Compile command: g++ -std=c++20 -I/usr/include/eigen3/ test.cpp -o tensor_test && ./tensor_test

Eigen Version: 3.4.0

2

There are 2 best solutions below

0
Yes On

using

g++ -std=c++20 -I/usr/include/eigen3/ test.cpp -o tensor_test -Ofast && ./tensor_test

changed the output to the expected

Results for tensor constant = 0
  Average Normal:        5.1356099999999998 ms
  Average Sliced View:   6.0342300000000009 ms
  Average Noncontiguous: 289.1670799999999986 ms
Results for tensor constant = 1
  Average Normal:        5.1476300000000004 ms
  Average Sliced View:   5.8024499999999994 ms
  Average Noncontiguous: 261.0361199999999826 ms
Results for tensor constant = 2
  Average Normal:        5.0972700000000000 ms
  Average Sliced View:   5.8569899999999997 ms
  Average Noncontiguous: 259.1227200000000153 ms
Results for tensor constant = 3
  Average Normal:        5.1468300000000005 ms
  Average Sliced View:   5.7064599999999999 ms
  Average Noncontiguous: 260.6153199999999970 ms
Results for tensor constant = 4
  Average Normal:        5.0209299999999999 ms
  Average Sliced View:   5.4007199999999997 ms
  Average Noncontiguous: 260.8348000000000297 ms
Results for tensor constant = 5
  Average Normal:        5.7401500000000008 ms
  Average Sliced View:   6.1950500000000002 ms
  Average Noncontiguous: 364.8314100000000053 ms
Results for tensor constant = 6
  Average Normal:        5.1002900000000002 ms
  Average Sliced View:   5.7117500000000003 ms
  Average Noncontiguous: 260.0248899999999708 ms
Results for tensor constant = 7
  Average Normal:        4.9162100000000004 ms
  Average Sliced View:   5.7174899999999997 ms
  Average Noncontiguous: 257.0656500000000051 ms
Results for tensor constant = 8
  Average Normal:        4.8135900000000005 ms
  Average Sliced View:   5.5151299999999992 ms
  Average Noncontiguous: 256.0223799999999983 ms
Results for tensor constant = 9
  Average Normal:        4.8785400000000001 ms
  Average Sliced View:   5.5409099999999993 ms
  Average Noncontiguous: 255.9427200000000084 ms
0
gnasher729 On

What costs the time is accessing memory.
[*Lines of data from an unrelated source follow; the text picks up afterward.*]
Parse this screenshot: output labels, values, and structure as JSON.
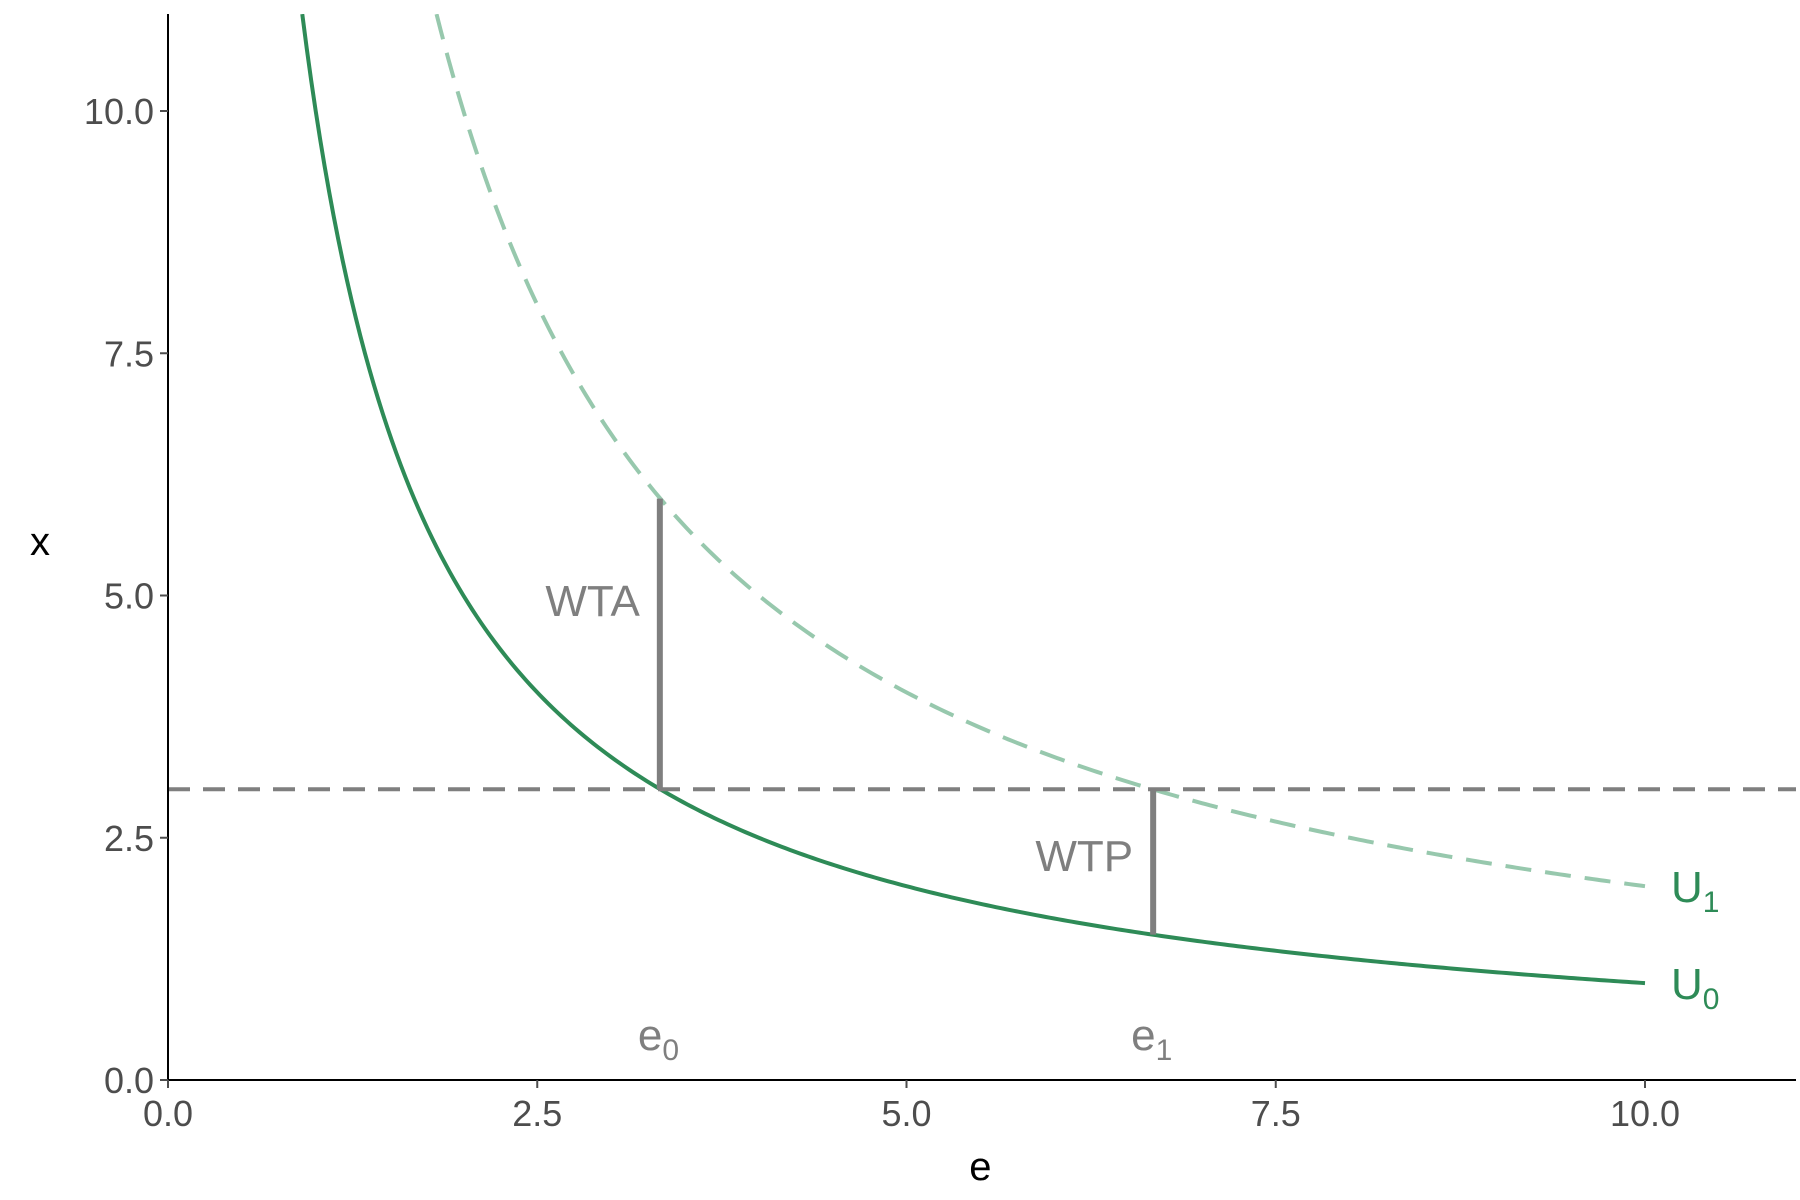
{
  "colors": {
    "u0": "#2e8b57",
    "u1": "#97c8ad",
    "guide": "#7f7f7f",
    "axis": "#000000",
    "tick_text": "#4d4d4d"
  },
  "chart_data": {
    "type": "line",
    "xlabel": "e",
    "ylabel": "x",
    "xlim": [
      0,
      11
    ],
    "ylim": [
      0,
      11
    ],
    "x_ticks": [
      0,
      2.5,
      5,
      7.5,
      10
    ],
    "x_tick_labels": [
      "0.0",
      "2.5",
      "5.0",
      "7.5",
      "10.0"
    ],
    "y_ticks": [
      0,
      2.5,
      5,
      7.5,
      10
    ],
    "y_tick_labels": [
      "0.0",
      "2.5",
      "5.0",
      "7.5",
      "10.0"
    ],
    "grid": false,
    "series": [
      {
        "label_main": "U",
        "label_sub": "0",
        "style": "solid",
        "constant": 10,
        "x": [
          0.91,
          1,
          1.25,
          1.5,
          1.75,
          2,
          2.5,
          3,
          3.33,
          4,
          5,
          6,
          6.67,
          7,
          8,
          9,
          10
        ],
        "values": [
          11,
          10,
          8,
          6.67,
          5.71,
          5,
          4,
          3.33,
          3,
          2.5,
          2,
          1.67,
          1.5,
          1.43,
          1.25,
          1.11,
          1
        ]
      },
      {
        "label_main": "U",
        "label_sub": "1",
        "style": "dashed",
        "constant": 20,
        "x": [
          1.82,
          2,
          2.5,
          3,
          3.33,
          4,
          5,
          6,
          6.67,
          7,
          8,
          9,
          10
        ],
        "values": [
          11,
          10,
          8,
          6.67,
          6,
          5,
          4,
          3.33,
          3,
          2.86,
          2.5,
          2.22,
          2
        ]
      }
    ],
    "hline": {
      "y": 3,
      "style": "dashed"
    },
    "segments": [
      {
        "label": "WTA",
        "x": 3.33,
        "y_from": 3,
        "y_to": 6
      },
      {
        "label": "WTP",
        "x": 6.67,
        "y_from": 1.5,
        "y_to": 3
      }
    ],
    "markers": [
      {
        "label_main": "e",
        "label_sub": "0",
        "x": 3.33
      },
      {
        "label_main": "e",
        "label_sub": "1",
        "x": 6.67
      }
    ]
  }
}
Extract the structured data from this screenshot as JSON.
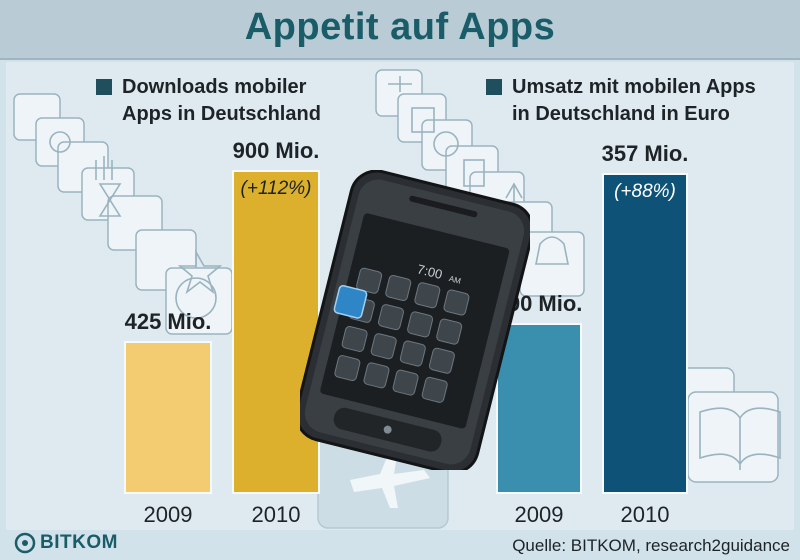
{
  "title": "Appetit auf Apps",
  "chart_data": [
    {
      "type": "bar",
      "legend": [
        "Downloads mobiler",
        "Apps in Deutschland"
      ],
      "categories": [
        "2009",
        "2010"
      ],
      "values": [
        425,
        900
      ],
      "value_labels": [
        "425 Mio.",
        "900 Mio."
      ],
      "annotations": [
        "",
        "(+112%)"
      ],
      "colors": [
        "#f3cc72",
        "#dcb02c"
      ],
      "ylim": [
        0,
        1000
      ]
    },
    {
      "type": "bar",
      "legend": [
        "Umsatz mit mobilen Apps",
        "in Deutschland in Euro"
      ],
      "categories": [
        "2009",
        "2010"
      ],
      "values": [
        190,
        357
      ],
      "value_labels": [
        "190 Mio.",
        "357 Mio."
      ],
      "annotations": [
        "",
        "(+88%)"
      ],
      "colors": [
        "#3a8fae",
        "#0e5377"
      ],
      "ylim": [
        0,
        400
      ]
    }
  ],
  "phone": {
    "time": "7:00",
    "period": "AM"
  },
  "footer": {
    "logo": "BITKOM",
    "source": "Quelle: BITKOM, research2guidance"
  },
  "colors": {
    "accent": "#1a5c68",
    "title_bg": "#b9ccd5",
    "background": "#d2e2ea"
  }
}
Whatever additional instructions the slicing takes is irrelevant and mostly optimised away anyway.

Typically reading from L1 cache takes 4 cycles, L2 cache takes 20, RAM takes 100. (Highly variable between processors but the principle is right). So if slicing means you perform many operations in L1 cache instead of using L2 cache or RAM you can get dramatical speed improvements.